JOURNAL ARTICLE
REVIEW

Pharmacotherapy during pediatric extracorporeal membrane oxygenation: a review

Adam S Himebauch, Todd J Kilbaugh, Athena F Zuppa
Expert Opinion on Drug Metabolism & Toxicology 2016, 12 (10): 1133-42
27322360

INTRODUCTION: Pediatric critical illness and associated alterations in organ function can change drug pharmacokinetics (PK). Extracorporeal membrane oxygenation (ECMO), a life-saving therapy for severe cardiac and/or respiratory failure, causes additional PK alterations that affect drug disposition.

AREAS COVERED: The purposes of this review are to discuss the PK changes that occur during ECMO, the associated therapeutic implications, and to review PK literature relevant to pediatric ECMO. We discuss various classes of drugs commonly used for pediatric patients on ECMO, including sedatives, analgesics, antimicrobials and cardiovascular drugs. Finally, we discuss future areas of research and recommend strategies for future pediatric ECMO pharmacologic investigations.
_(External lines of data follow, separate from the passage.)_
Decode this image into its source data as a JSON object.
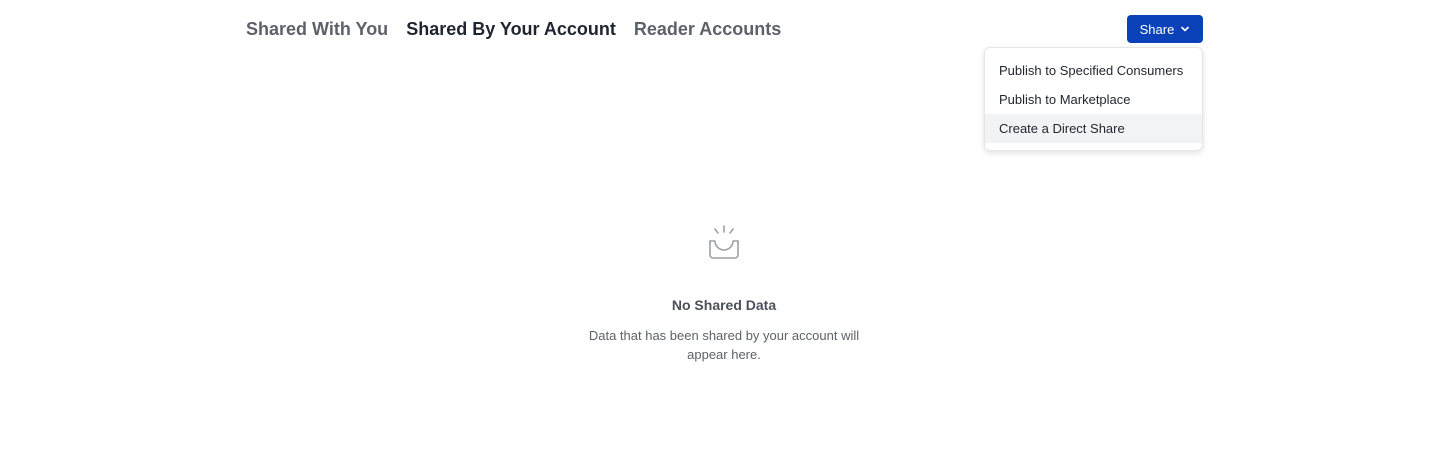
{
  "tabs": [
    {
      "label": "Shared With You",
      "active": false
    },
    {
      "label": "Shared By Your Account",
      "active": true
    },
    {
      "label": "Reader Accounts",
      "active": false
    }
  ],
  "share_button": {
    "label": "Share",
    "icon": "chevron-down-icon",
    "color": "#0b42b9"
  },
  "share_menu": {
    "items": [
      {
        "label": "Publish to Specified Consumers"
      },
      {
        "label": "Publish to Marketplace"
      },
      {
        "label": "Create a Direct Share",
        "hovered": true
      }
    ]
  },
  "empty_state": {
    "icon": "empty-inbox-icon",
    "title": "No Shared Data",
    "description": "Data that has been shared by your account will appear here."
  }
}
EXPERT OPINION: Clinicians caring for pediatric patients treated with ECMO must have an understanding of PK alterations that could lead to either therapeutic failures or increased drug toxicity during this life-saving therapy. Limited data currently exist for optimal drug dosing in pediatric populations who are treated with ECMO. While there are clear challenges to conducting and analyzing data associated with clinical pharmacokinetic-pharmacodynamic studies of children on ECMO, we present techniques to address these challenges. Improved understanding of the physiology and drug disposition during ECMO combined with PK-PD modeling will allow for more adaptable and individualized dosing schemes.